Among the controversies over issues in Latin American history, few indeed are those which have elicited more attention than questions related to the location and authenticity, of the mortal remains of founding fathers. To mention but a few examples, reference need only be made to the bones of Columbus, of Hernán Cortés, and of Cuauhtémoc, the last of the Aztecs. Only the status of Francisco Pizarro, whose mummy exists at Lima, has resisted doubt and controversy.
Certainly not the least of such enigmas, but easily among the least known, is the unresolved fate of the bones of Dr. José Gaspar Rodríguez de Francia, one of Paraguay’s founding fathers and its famed El Supremo. Though agreement on the circumstances of his demise in 1840 is reasonably general, speculation has persisted regarding the whereabouts of his remains. Controversy has developed especially through the existence of two purported collections of his bones: one in a private Asunción museum and one in Argentina’s Museo Histórico Nacional.

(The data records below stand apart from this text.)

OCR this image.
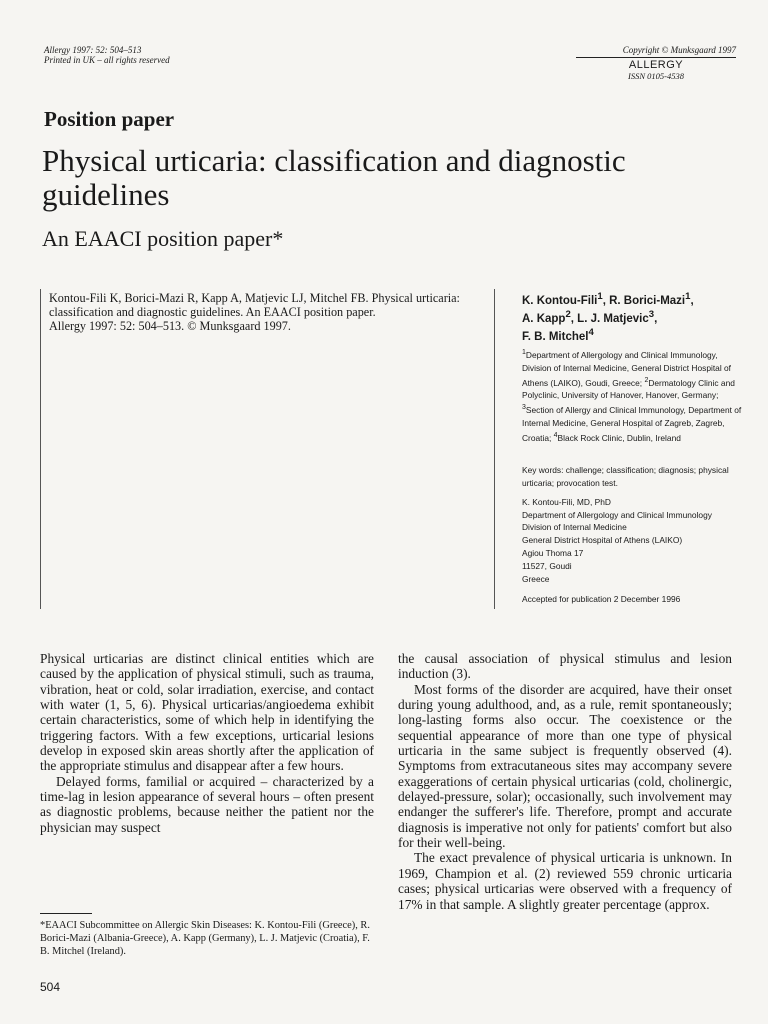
Allergy 1997: 52: 504–513
Printed in UK – all rights reserved
Copyright © Munksgaard 1997
ALLERGY
ISSN 0105-4538
Position paper
Physical urticaria: classification and diagnostic guidelines
An EAACI position paper*
Kontou-Fili K, Borici-Mazi R, Kapp A, Matjevic LJ, Mitchel FB. Physical urticaria: classification and diagnostic guidelines. An EAACI position paper.
Allergy 1997: 52: 504–513. © Munksgaard 1997.
K. Kontou-Fili$^1$, R. Borici-Mazi$^1$,
A. Kapp$^2$, L. J. Matjevic$^3$,
F. B. Mitchel$^4$
$^1$Department of Allergology and Clinical Immunology, Division of Internal Medicine, General District Hospital of Athens (LAIKO), Goudi, Greece; $^2$Dermatology Clinic and Polyclinic, University of Hanover, Hanover, Germany; $^3$Section of Allergy and Clinical Immunology, Department of Internal Medicine, General Hospital of Zagreb, Zagreb, Croatia; $^4$Black Rock Clinic, Dublin, Ireland
Key words: challenge; classification; diagnosis; physical urticaria; provocation test.
K. Kontou-Fili, MD, PhD
Department of Allergology and Clinical Immunology
Division of Internal Medicine
General District Hospital of Athens (LAIKO)
Agiou Thoma 17
11527, Goudi
Greece
Accepted for publication 2 December 1996

Physical urticarias are distinct clinical entities which are caused by the application of physical stimuli, such as trauma, vibration, heat or cold, solar irradiation, exercise, and contact with water (1, 5, 6). Physical urticarias/angioedema exhibit certain characteristics, some of which help in identifying the triggering factors. With a few exceptions, urticarial lesions develop in exposed skin areas shortly after the application of the appropriate stimulus and disappear after a few hours.

Delayed forms, familial or acquired – characterized by a time-lag in lesion appearance of several hours – often present as diagnostic problems, because neither the patient nor the physician may suspect

the causal association of physical stimulus and lesion induction (3).

Most forms of the disorder are acquired, have their onset during young adulthood, and, as a rule, remit spontaneously; long-lasting forms also occur. The coexistence or the sequential appearance of more than one type of physical urticaria in the same subject is frequently observed (4). Symptoms from extracutaneous sites may accompany severe exaggerations of certain physical urticarias (cold, cholinergic, delayed-pressure, solar); occasionally, such involvement may endanger the sufferer's life. Therefore, prompt and accurate diagnosis is imperative not only for patients' comfort but also for their well-being.

The exact prevalence of physical urticaria is unknown. In 1969, Champion et al. (2) reviewed 559 chronic urticaria cases; physical urticarias were observed with a frequency of 17% in that sample. A slightly greater percentage (approx.

*EAACI Subcommittee on Allergic Skin Diseases: K. Kontou-Fili (Greece), R. Borici-Mazi (Albania-Greece), A. Kapp (Germany), L. J. Matjevic (Croatia), F. B. Mitchel (Ireland).
504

Scholars interested in La Plata and especially in Paraguay’s history will thus find this brief volume published by the Ministry of the Interior to be of exceptional background value. Comprised of reports compiled by many of Paraguay’s most prominent historians, it suggests that the authenticity of the existing two collections of El Supremo’s remains cannot be accepted without doubt, that at least one of the collections must be spurious, and that the truth may well he that the founding father’s bones were given a permanent resting place in the Paraguay River. Aside from the considerable light which this work thus casts upon Dr. Francia and his era, the several reports are themselves indicative of the remarkable skill and research ability which characterize Paraguay’s modern school of historians.